As you can see, the $830/day S3 Express PUT bandwidth charge largely dominates the projected $1351 total cost. This means that cost is the major inevitable cost driver and is decoupled from lesser-known specifics like BatchCoordinator implementation and read caching.

What Would Our Express Latency be?

The 3-step latency profile just had all of its steps reduced in latency:

  • our batch interval is (the extreme) 10ms, meaning no broker waits more than 10ms to send a PUT to S3 Express.

  • I’m not able to find an S3 Express benchmark, but they claim it’s purpose built to deliver single-digit millisecond access. Let’s assume its PUT latencies for p50 is 7ms and p99 is 15ms. GET can be 3ms to 10ms

  • our batch coordinator latency will be the bottleneck here, and it’s getting hammered 100x more than last time. Let’s assume we deployed some fast SSDs and instances to ensure it isn’t too slow.

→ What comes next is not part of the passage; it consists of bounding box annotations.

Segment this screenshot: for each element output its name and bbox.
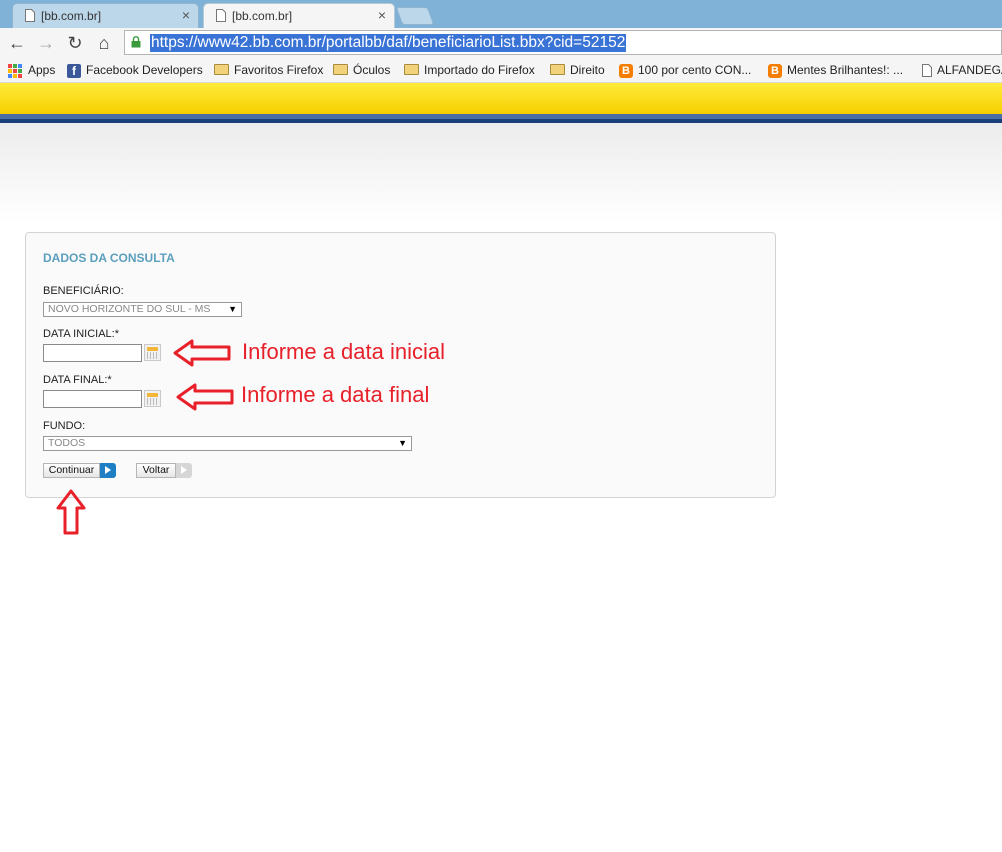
bookmark-100-por-cento[interactable]: B 100 por cento CON... [619,61,751,79]
bookmark-direito[interactable]: Direito [550,61,605,79]
bookmark-alfandega[interactable]: ALFANDEGA [922,61,1002,79]
fundo-select[interactable]: TODOS ▼ [43,436,412,451]
red-arrow-left-icon [176,383,234,411]
page-icon [25,9,35,22]
bookmark-apps[interactable]: Apps [8,61,55,79]
fundo-label: FUNDO: [43,420,86,432]
folder-icon [333,64,348,76]
site-header-yellow-bar [0,83,1002,114]
bookmark-label: Apps [28,63,56,77]
red-arrow-up-icon [56,489,86,535]
data-final-label: DATA FINAL:* [43,374,112,386]
bookmark-facebook-developers[interactable]: f Facebook Developers [67,61,203,79]
dropdown-arrow-icon: ▼ [398,438,407,448]
continuar-button[interactable]: Continuar [43,463,100,478]
new-tab-button[interactable] [395,7,435,25]
folder-icon [550,64,565,76]
bookmark-label: Direito [570,63,605,77]
page-icon [216,9,226,22]
folder-icon [214,64,229,76]
bookmark-favoritos-firefox[interactable]: Favoritos Firefox [214,61,323,79]
voltar-button[interactable]: Voltar [136,463,176,478]
play-arrow-icon[interactable] [176,463,192,478]
lock-icon [131,36,141,48]
tab-title: [bb.com.br] [41,9,102,23]
bookmark-label: ALFANDEGA [937,63,1002,77]
facebook-icon: f [67,63,81,78]
tab-bb-inactive[interactable]: [bb.com.br] × [12,3,199,28]
bookmark-label: 100 por cento CON... [638,63,752,77]
beneficiario-selected-value: NOVO HORIZONTE DO SUL - MS [48,303,211,315]
blogger-icon: B [619,63,633,78]
panel-title: DADOS DA CONSULTA [43,251,175,265]
browser-toolbar: ← → ↻ ⌂ https://www42.bb.com.br/portalbb… [0,28,1002,58]
annotation-data-final: Informe a data final [241,382,430,407]
beneficiario-select[interactable]: NOVO HORIZONTE DO SUL - MS ▼ [43,302,242,317]
bookmark-mentes-brilhantes[interactable]: B Mentes Brilhantes!: ... [768,61,903,79]
apps-grid-icon [8,63,22,78]
blogger-icon: B [768,63,782,78]
beneficiario-label: BENEFICIÁRIO: [43,285,124,297]
bookmark-label: Favoritos Firefox [234,63,324,77]
consulta-form-panel: DADOS DA CONSULTA BENEFICIÁRIO: NOVO HOR… [25,232,776,498]
data-inicial-input[interactable] [43,344,142,362]
tab-title: [bb.com.br] [232,9,293,23]
bookmark-oculos[interactable]: Óculos [333,61,390,79]
bookmark-label: Óculos [353,63,391,77]
red-arrow-left-icon [173,339,231,367]
close-icon[interactable]: × [378,7,386,23]
bookmark-label: Importado do Firefox [424,63,535,77]
folder-icon [404,64,419,76]
calendar-icon[interactable] [144,390,161,407]
data-inicial-label: DATA INICIAL:* [43,328,120,340]
bookmarks-bar: Apps f Facebook Developers Favoritos Fire… [0,58,1002,83]
address-bar[interactable]: https://www42.bb.com.br/portalbb/daf/ben… [124,30,1002,55]
forward-arrow-icon[interactable]: → [35,32,57,54]
url-text[interactable]: https://www42.bb.com.br/portalbb/daf/ben… [150,34,627,52]
bookmark-importado-firefox[interactable]: Importado do Firefox [404,61,535,79]
bookmark-label: Facebook Developers [86,63,203,77]
bookmark-label: Mentes Brilhantes!: ... [787,63,904,77]
calendar-icon[interactable] [144,344,161,361]
back-arrow-icon[interactable]: ← [6,32,28,54]
play-arrow-icon[interactable] [100,463,116,478]
fundo-selected-value: TODOS [48,437,86,449]
home-icon[interactable]: ⌂ [93,32,115,54]
annotation-data-inicial: Informe a data inicial [242,339,445,364]
tab-bb-active[interactable]: [bb.com.br] × [203,3,395,29]
reload-icon[interactable]: ↻ [64,32,86,54]
data-final-input[interactable] [43,390,142,408]
close-icon[interactable]: × [182,7,190,23]
page-icon [922,64,932,78]
browser-tab-strip: [bb.com.br] × [bb.com.br] × [0,0,1002,29]
dropdown-arrow-icon: ▼ [228,304,237,314]
header-gradient [0,123,1002,223]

    • the Batch Coordinator latency: p50: ~20ms, p99: 100ms; (it’s just a Kafka write to SSDs)
  • write latency: p50: ~33ms; p99: ~100ms

    • the batch size/interval: p50: ~5ms, p99: 15ms; (our max is 10ms, but let’s assume the software is slow at times and introduces a 5ms pause)
    • the Batch Coordinator latency: p50: ~20ms, p99: 70ms; (same as before)
    • the S3 Express PUT latency: a p50 of ~8ms (we are writing to 3 zones so we won’t get the p50 of a single one). p99: ~15ms.
  • read latency: p50: ~10ms, p99: ~20ms

    • assuming the worst case of having to fetch every file from S3.
  • end to end latency: p99 of 120-160ms

This napkin math is even further of a stretch, but it’s my best attempt to project it.

The Bottom Line

Again assuming the absolute best possible case for Kafka - KIP-405, KIP-392 and the cheaper st1 HDDs are used. Note this can mean Kafka’s latencies are on the higher side due to the IOPS-limited HDD.

SystemPer DayPer Month (30 days)Per Year (365 days)
Traditional Kafka$5,008$150,240$1,827,920
Slow KIP-1150$54$1,620$19,710
Express KIP-1150$1,351.20$40,536$493,688

KIP-1150 implemented with triple S3 Express writes would still be 3.7x cheaper than Traditional Kafka.

It seems absurd, but it’s the cloud world we live in. As Aiven said it themselves in their announcement blog - Kafka’s architecture just so happens to be heavily taxed by the cloud providers’ current pricing model. With KIP-1150, Kafka becomes both cheaper, more reliable, easier to operate and remains competitive no matter what pricing model is thrown at it.